Atlas rated this 4/5 conviction. I agree with virtually all of Atlas's factual assessment — the valuation dislocation is real, the growth is exceptional, the business model is unique. Where I differ:

  1. I weight carrier concentration more heavily. Atlas flags it but still rates "Dominance" as Strong. I think 3 carriers = 88-98% of revenue is a structural vulnerability that limits position size regardless of how good the numbers are. Masters of their own fate, people!

  2. I'm less bothered by the lockup. Atlas lists it as Risk #2. I've seen plenty of lockup expiries that turned into buying opportunities. The business fundamentals matter more than who's selling stock in three months.

  3. I'm more focused on the Q1 guidance beat.

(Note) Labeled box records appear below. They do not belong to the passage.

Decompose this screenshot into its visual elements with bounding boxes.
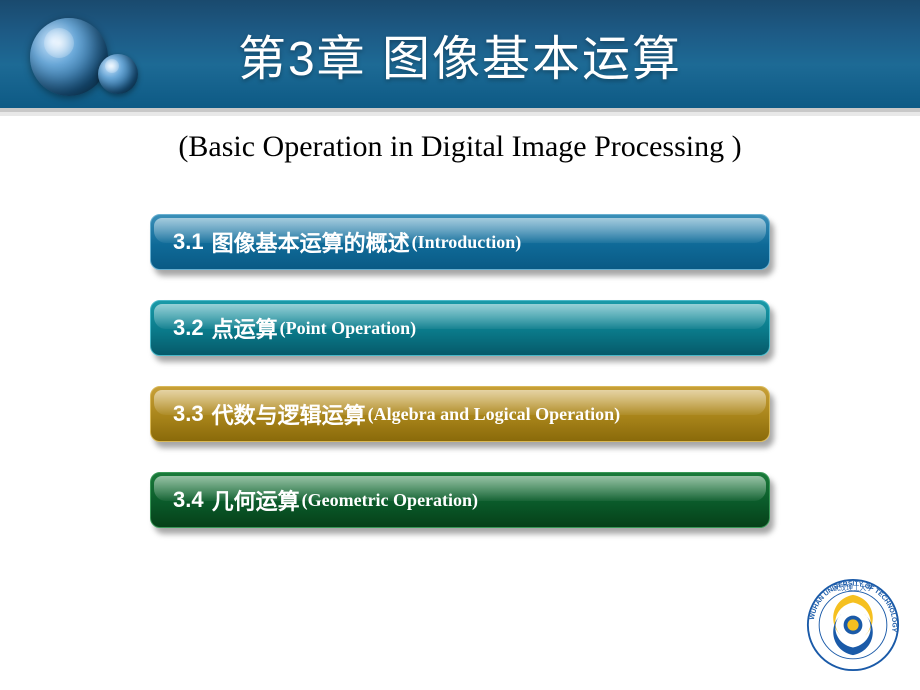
chapter-title: 第3章 图像基本运算 [0, 19, 920, 89]
logo-name-zh: 武汉理工大学 [833, 583, 873, 592]
section-bar-3-1: 3.1 图像基本运算的概述 (Introduction) [150, 214, 770, 270]
section-title-en: (Algebra and Logical Operation) [368, 404, 621, 425]
globe-icon-large [30, 18, 108, 96]
globe-decoration [30, 18, 138, 96]
section-title-zh: 几何运算 [212, 484, 300, 516]
section-bar-3-2: 3.2 点运算 (Point Operation) [150, 300, 770, 356]
section-bar-3-4: 3.4 几何运算 (Geometric Operation) [150, 472, 770, 528]
section-title-en: (Geometric Operation) [302, 490, 478, 511]
chapter-subtitle: (Basic Operation in Digital Image Proces… [0, 130, 920, 164]
section-number: 3.4 [173, 487, 204, 513]
section-list: 3.1 图像基本运算的概述 (Introduction) 3.2 点运算 (Poi… [0, 214, 920, 528]
slide-header: 第3章 图像基本运算 [0, 0, 920, 112]
section-title-zh: 点运算 [212, 312, 278, 344]
section-number: 3.2 [173, 315, 204, 341]
section-title-zh: 代数与逻辑运算 [212, 398, 366, 430]
globe-icon-small [98, 54, 138, 94]
section-number: 3.1 [173, 229, 204, 255]
section-title-en: (Introduction) [412, 232, 522, 253]
university-logo: WUHAN UNIVERSITY OF TECHNOLOGY 武汉理工大学 [806, 578, 900, 672]
section-title-en: (Point Operation) [280, 318, 417, 339]
section-title-zh: 图像基本运算的概述 [212, 226, 410, 258]
section-bar-3-3: 3.3 代数与逻辑运算 (Algebra and Logical Operati… [150, 386, 770, 442]
section-number: 3.3 [173, 401, 204, 427]
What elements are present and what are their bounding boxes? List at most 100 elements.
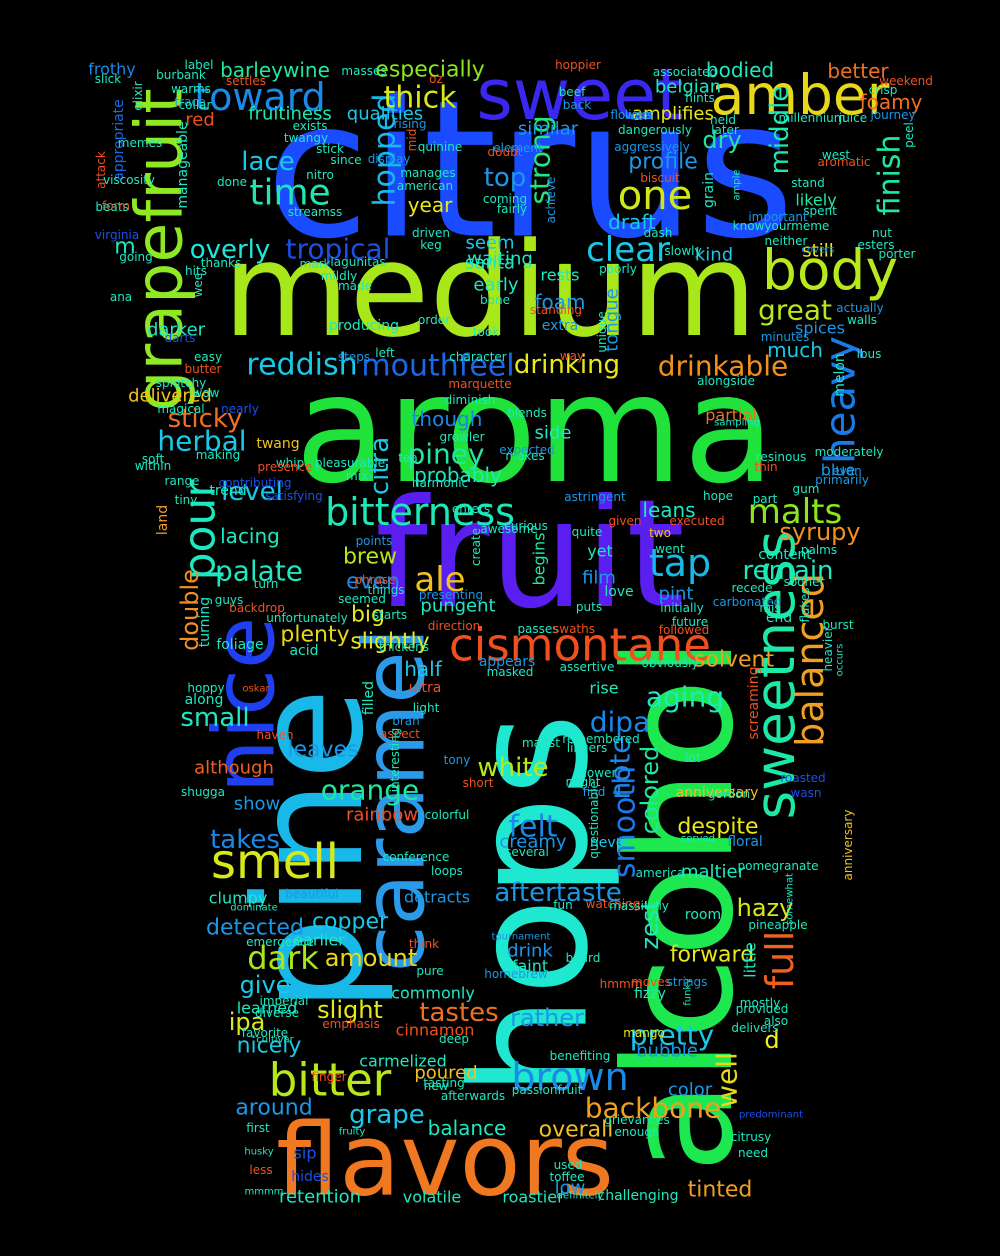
- word: red: [185, 110, 215, 131]
- word: twangy: [284, 131, 328, 145]
- word: flowers: [610, 108, 653, 122]
- word: end: [766, 610, 792, 626]
- word: licks: [625, 108, 651, 122]
- word: rather: [510, 1004, 584, 1032]
- word: melon: [832, 353, 848, 397]
- word: creamy: [499, 832, 567, 853]
- word: dash: [644, 226, 673, 240]
- word: rests: [540, 266, 579, 285]
- word: attack: [94, 151, 108, 189]
- word: find: [583, 785, 606, 799]
- word: assertive: [560, 660, 615, 674]
- word: palate: [215, 555, 303, 588]
- word: medium: [223, 214, 757, 366]
- word: manageable: [175, 121, 191, 208]
- word: create: [469, 528, 483, 566]
- word: juice: [838, 111, 867, 125]
- word: maltier: [681, 862, 746, 883]
- word: watching: [586, 897, 641, 911]
- word: m: [114, 235, 135, 260]
- word: made: [338, 279, 372, 293]
- word: crisp: [869, 83, 898, 97]
- word: predominant: [739, 1110, 803, 1121]
- word: makes: [505, 449, 544, 463]
- word: direction: [428, 619, 481, 633]
- word: roasted: [780, 771, 825, 785]
- word: hops: [437, 713, 624, 1097]
- word: dominate: [230, 903, 278, 914]
- word: grievances: [604, 1113, 670, 1127]
- word: evan: [832, 464, 861, 478]
- word: think: [409, 937, 439, 951]
- word: drink: [507, 941, 553, 962]
- word: pungent: [420, 596, 495, 617]
- word: resinous: [756, 450, 806, 464]
- word: acid: [289, 643, 318, 659]
- word: show: [234, 794, 281, 815]
- word: followed: [659, 623, 709, 637]
- word: gum: [793, 482, 820, 496]
- word: land: [155, 505, 171, 535]
- word: provided: [736, 1002, 789, 1016]
- word: pomegranate: [738, 859, 819, 873]
- word: unfortunately: [266, 611, 348, 625]
- word: slightly: [350, 630, 429, 655]
- word: balance: [428, 1116, 507, 1140]
- word: points: [356, 534, 393, 548]
- word: future: [672, 615, 708, 629]
- word: beautiful: [285, 887, 338, 901]
- word: bitterness: [325, 490, 515, 534]
- word: remain: [742, 556, 833, 586]
- word: little: [741, 942, 760, 978]
- word: bubble: [636, 1041, 698, 1062]
- word: manages: [400, 166, 455, 180]
- word: going: [119, 250, 153, 264]
- word: brew: [343, 545, 397, 570]
- word: tony: [444, 753, 471, 767]
- word: recede: [731, 581, 772, 595]
- word: small: [180, 703, 249, 733]
- word: reddish: [246, 348, 357, 383]
- word: enters: [452, 502, 490, 516]
- word: appears: [479, 654, 536, 670]
- word: wow: [193, 386, 220, 400]
- word: sip: [294, 1144, 317, 1163]
- word: note: [604, 736, 637, 799]
- word: clear: [586, 230, 670, 270]
- word: display: [368, 152, 411, 166]
- word: citrus: [265, 60, 794, 281]
- word: virginia: [95, 228, 139, 242]
- word: aftertaste: [494, 878, 621, 908]
- word: slowly: [664, 244, 701, 258]
- word: piney: [407, 438, 484, 471]
- word: need: [738, 1146, 768, 1160]
- word: spices: [795, 319, 845, 338]
- word: turn: [254, 577, 279, 591]
- word: yet: [587, 542, 613, 561]
- word: masked: [487, 665, 534, 679]
- word: solvent: [694, 648, 775, 673]
- word: carbonated: [713, 595, 782, 609]
- word: nice: [196, 617, 295, 794]
- word: sampling: [714, 418, 760, 429]
- word: board: [566, 951, 601, 965]
- word: forward: [670, 943, 754, 968]
- word: sooner: [784, 575, 825, 589]
- word: kind: [695, 245, 733, 266]
- word: swaths: [553, 622, 595, 636]
- word: biscuit: [640, 171, 680, 185]
- word: twang: [256, 436, 299, 452]
- word: stick: [316, 142, 344, 156]
- word: conference: [383, 850, 450, 864]
- word: dangerously: [618, 123, 692, 137]
- word: commonly: [391, 984, 475, 1003]
- word: less: [249, 1163, 272, 1177]
- word: belgian: [655, 77, 721, 98]
- word: tinted: [688, 1178, 753, 1203]
- word: mark: [300, 257, 331, 271]
- word: within: [135, 459, 171, 473]
- word: thick: [384, 81, 458, 116]
- word: phrase: [354, 573, 395, 587]
- word: short: [463, 776, 494, 790]
- word: collar: [179, 98, 212, 112]
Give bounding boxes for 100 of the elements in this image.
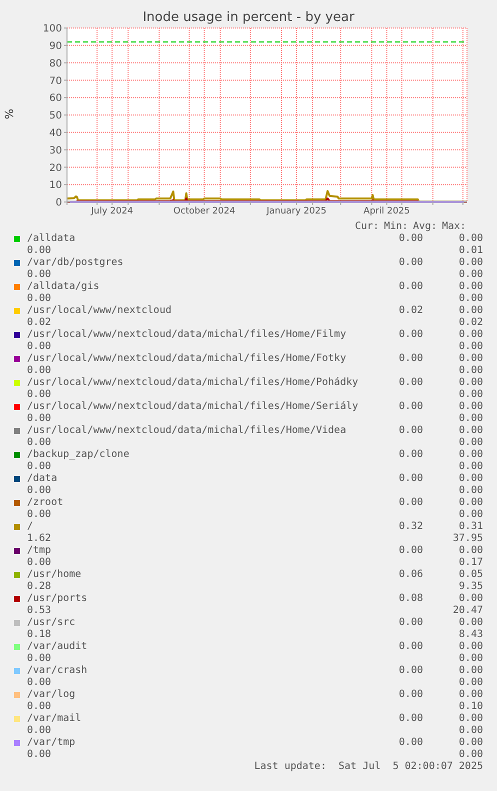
y-tick-label: 60: [49, 93, 62, 104]
text: 0.00: [27, 701, 52, 713]
legend-label: /alldata/gis: [27, 281, 100, 293]
text: 0.00: [458, 545, 483, 557]
legend-label: /alldata: [27, 233, 76, 245]
text: Min:: [384, 221, 408, 233]
legend-label: /var/crash: [27, 665, 88, 677]
legend-label: /zroot: [27, 497, 64, 509]
legend-label: /backup_zap/clone: [27, 449, 130, 461]
legend-label: /var/tmp: [27, 737, 76, 749]
text: 0.00: [27, 437, 52, 449]
text: 0.53: [27, 605, 52, 617]
text: 0.00: [398, 401, 423, 413]
text: 0.00: [458, 377, 483, 389]
text: 0.00: [398, 425, 423, 437]
text: 0.06: [398, 569, 423, 581]
text: 0.00: [458, 473, 483, 485]
y-tick-label: 20: [49, 162, 62, 174]
text: 0.00: [27, 677, 52, 689]
text: 0.00: [398, 353, 423, 365]
text: 0.10: [458, 701, 483, 713]
text: 0.00: [458, 257, 483, 269]
text: 0.05: [458, 569, 483, 581]
text: 0.00: [27, 389, 52, 401]
text: 0.00: [27, 269, 52, 281]
text: 0.00: [398, 449, 423, 461]
text: 0.31: [458, 521, 483, 533]
text: 0.00: [398, 497, 423, 509]
text: 37.95: [452, 533, 483, 545]
text: 0.00: [458, 425, 483, 437]
text: 0.08: [398, 593, 423, 605]
text: 0.00: [458, 617, 483, 629]
text: 0.00: [458, 305, 483, 317]
text: Last update: Sat Jul 5 02:00:07 2025: [254, 761, 483, 773]
text: 0.00: [458, 593, 483, 605]
text: 0.00: [27, 749, 52, 761]
text: 0.00: [398, 545, 423, 557]
x-tick-label: April 2025: [364, 206, 410, 216]
text: 0.00: [458, 497, 483, 509]
text: 0.00: [398, 617, 423, 629]
x-tick-label: July 2024: [90, 206, 134, 216]
text: 0.00: [27, 509, 52, 521]
legend-label: /usr/local/www/nextcloud/data/michal/files/Home/Filmy: [27, 329, 346, 341]
x-tick-label: January 2025: [266, 206, 326, 216]
text: 9.35: [458, 581, 483, 593]
text: 0.00: [458, 725, 483, 737]
text: 0.00: [458, 353, 483, 365]
text: 0.00: [458, 329, 483, 341]
legend-label: /usr/local/www/nextcloud/data/michal/files/Home/Fotky: [27, 353, 346, 365]
text: 0.32: [398, 521, 423, 533]
text: 0.00: [27, 557, 52, 569]
text: 8.43: [458, 629, 483, 641]
y-tick-label: 0: [56, 198, 62, 209]
text: 0.00: [458, 461, 483, 473]
text: 0.00: [458, 653, 483, 665]
text: 0.00: [458, 449, 483, 461]
text: Avg:: [413, 221, 438, 233]
text: 0.00: [27, 341, 52, 353]
y-tick-label: 70: [49, 76, 62, 87]
legend-label: /usr/local/www/nextcloud/data/michal/files/Home/Videa: [27, 425, 346, 437]
text: 0.00: [458, 365, 483, 377]
text: 0.00: [458, 485, 483, 497]
y-tick-label: 30: [49, 145, 62, 156]
y-axis-title: %: [3, 108, 17, 122]
text: 0.00: [458, 281, 483, 293]
legend-label: /usr/ports: [27, 593, 88, 605]
text: 1.62: [27, 533, 52, 545]
legend-label: /usr/local/www/nextcloud/data/michal/files/Home/Seriály: [27, 401, 358, 413]
text: 0.00: [27, 653, 52, 665]
text: 0.28: [27, 581, 52, 593]
text: 0.00: [458, 677, 483, 689]
text: 0.00: [458, 737, 483, 749]
text: 0.00: [458, 413, 483, 425]
text: 0.00: [458, 437, 483, 449]
legend-label: /: [27, 521, 34, 533]
text: 20.47: [452, 605, 483, 617]
text: 0.00: [398, 377, 423, 389]
text: 0.00: [458, 293, 483, 305]
text: 0.00: [458, 713, 483, 725]
text: 0.00: [27, 365, 52, 377]
legend-label: /var/audit: [27, 641, 88, 653]
y-tick-label: 10: [49, 180, 62, 192]
text: 0.00: [398, 689, 423, 701]
text: 0.00: [458, 665, 483, 677]
text: 0.00: [458, 233, 483, 245]
legend-label: /usr/local/www/nextcloud: [27, 305, 172, 317]
text: 0.00: [398, 737, 423, 749]
text: 0.00: [458, 389, 483, 401]
text: 0.00: [398, 713, 423, 725]
text: 0.02: [398, 305, 423, 317]
legend-label: /var/db/postgres: [27, 257, 124, 269]
text: 0.00: [398, 665, 423, 677]
text: 0.00: [27, 293, 52, 305]
text: 0.00: [27, 245, 52, 257]
legend-label: /usr/home: [27, 569, 82, 581]
text: 0.00: [398, 473, 423, 485]
legend-label: /usr/local/www/nextcloud/data/michal/files/Home/Pohádky: [27, 377, 358, 389]
text: 0.00: [398, 329, 423, 341]
text: Max:: [442, 221, 466, 233]
legend-label: /var/log: [27, 689, 76, 701]
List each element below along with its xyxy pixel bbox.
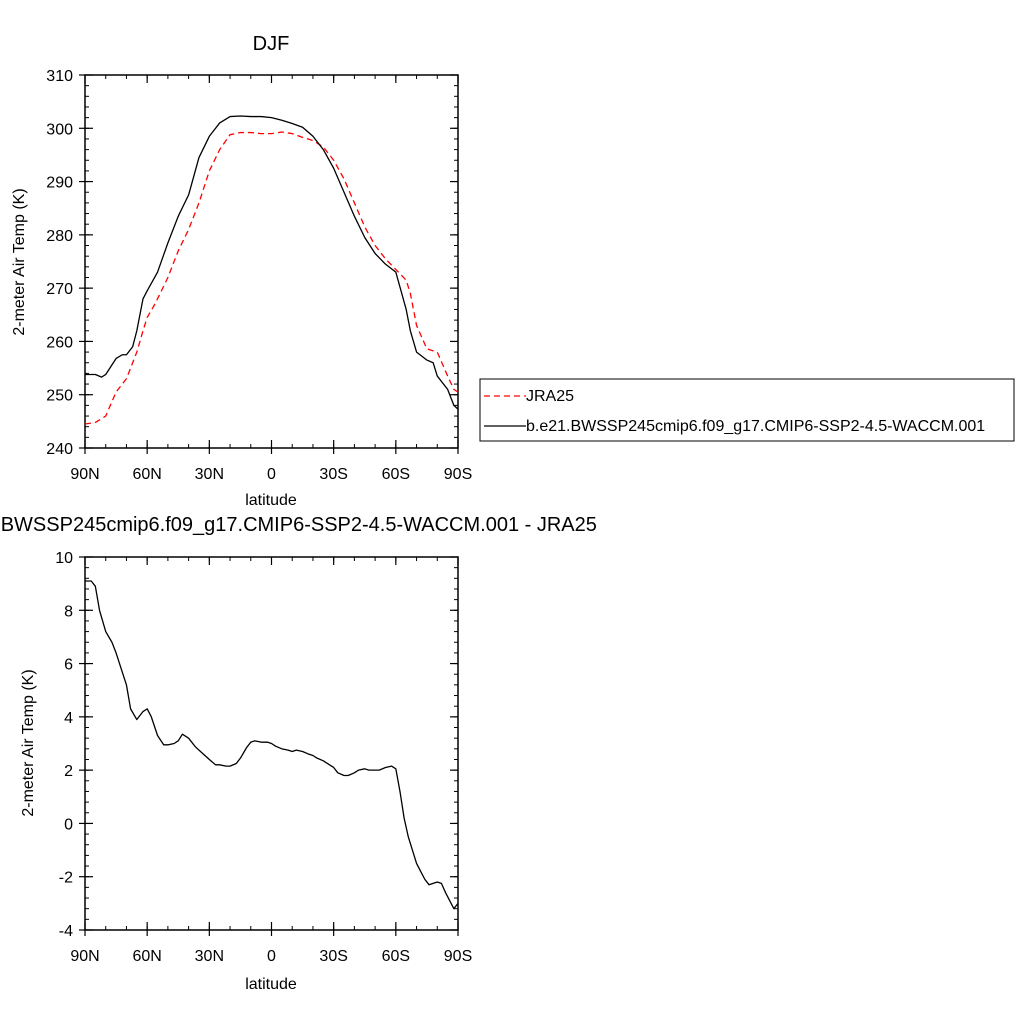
x-tick-label: 30S bbox=[319, 948, 347, 965]
plot-frame bbox=[84, 74, 459, 449]
y-tick-label: 300 bbox=[46, 121, 73, 138]
series-line-model bbox=[85, 115, 459, 410]
y-tick-label: 270 bbox=[46, 281, 73, 298]
y-axis: -4 -2 0 2 4 6 8 10 bbox=[55, 550, 458, 940]
x-tick-label: 60S bbox=[382, 466, 410, 483]
y-axis: 240 250 260 270 280 290 300 310 bbox=[46, 68, 458, 458]
x-tick-label: 60N bbox=[132, 948, 161, 965]
series-layer bbox=[85, 580, 459, 910]
x-axis-label: latitude bbox=[245, 492, 297, 509]
y-tick-label: 2 bbox=[64, 763, 73, 780]
y-tick-label: 8 bbox=[64, 603, 73, 620]
series-line-jra25 bbox=[84, 131, 459, 425]
x-tick-label: 30N bbox=[195, 948, 224, 965]
x-tick-label: 0 bbox=[267, 948, 276, 965]
legend-label-jra25: JRA25 bbox=[526, 388, 574, 405]
y-tick-label: 290 bbox=[46, 175, 73, 192]
y-tick-label: 6 bbox=[64, 657, 73, 674]
panel-top: DJF 240 250 260 270 280 290 300 310 90N 60N 30N 0 3… bbox=[11, 33, 472, 509]
x-axis: 90N 60N 30N 0 30S 60S 90S bbox=[70, 557, 472, 965]
y-tick-label: 310 bbox=[46, 68, 73, 85]
chart-title: DJF bbox=[253, 33, 290, 55]
x-tick-label: 90N bbox=[70, 948, 99, 965]
y-tick-label: 240 bbox=[46, 441, 73, 458]
legend-box bbox=[479, 378, 1015, 442]
chart-title: b.e21.BWSSP245cmip6.f09_g17.CMIP6-SSP2-4… bbox=[0, 514, 597, 536]
series-layer bbox=[84, 115, 459, 425]
x-tick-label: 0 bbox=[267, 466, 276, 483]
y-tick-label: 250 bbox=[46, 388, 73, 405]
y-tick-label: 4 bbox=[64, 710, 73, 727]
y-tick-label: 10 bbox=[55, 550, 73, 567]
panel-bottom: b.e21.BWSSP245cmip6.f09_g17.CMIP6-SSP2-4… bbox=[0, 514, 597, 993]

Atlas notes Q1 as a catalyst but doesn't emphasize enough that this is THE test. First guidance, first beat opportunity. If they miss, credibility is shot before it starts. If they beat, the re-rating begins.

Risks

  1. Carrier concentration (3 carriers = 88-98% of revenue) — The single biggest risk. Loss of one carrier = 30-40% revenue hit.
  2. Only 1 public quarter — Cannot establish management credibility patterns. No guidance beat/miss history.
  3. Third-party channel declining — -5.5% QoQ in Q4. If carrier partnerships are hitting a ceiling, growth story narrows.
  4. FY26 guide implies deceleration — +32% YoY vs +52% FY25. May be conservative, may be real.
  5. Lockup expiry (~July 28, 2026) — SoftBank 72% underwater. Technical overhang.
  6. No transcript available — Can't assess management quality or analyst concerns.

What I'm Watching For in Q1 FY26 (May 6, 2026)

  1. Did they beat Q1 guidance ($145M)? — First beat/miss test. Critical for credibility.
  2. Third-party channel trend — did it recover from Q4's sequential decline?
  3. ARPU trajectory — continued expansion signals product mix improvement.
  4. Any new carrier announcements — reducing concentration risk would be huge.
  5. FY26 guide raise? — if they beat Q1 and raise FY26, the stock re-rates.
  6. THE TRANSCRIPT — I need to hear the Q&A. Management quality assessment starts in Q1.

Position Assessment

This is not yet in my portfolio, and I'm treating it as a new company analysis. The numbers are exceptional — truly exceptional. Growth, margins, profitability, valuation — they all check every box. But the carrier concentration concern is real, the public track record is just one quarter, and the lockup overhang creates near-term risk.

If I were starting a position, I'd start small (2-3%) and add after Q1 earnings if: (a) they beat guidance, (b) the transcript reveals competent management, and (c) carrier concentration isn't worse than feared.

At this valuation — 1.1x EV/revenue for a 52% grower with 22% net margins — the risk/reward is heavily skewed to the upside. Even if the stock gets hit by lockup selling in July, the business fundamentals should carry it through.

Thesis Status: New Coverage — Cautiously Bullish Action: Small initial position (2-3%), with plans to add after Q1 earnings

Best, Saul


Note: Transcript unavailable for this earnings call. Analysis based on EDGAR 8-K press release and Q4 2025 Investor Presentation. Q1-Q3 FY25 data approximate from pre-IPO presentation charts.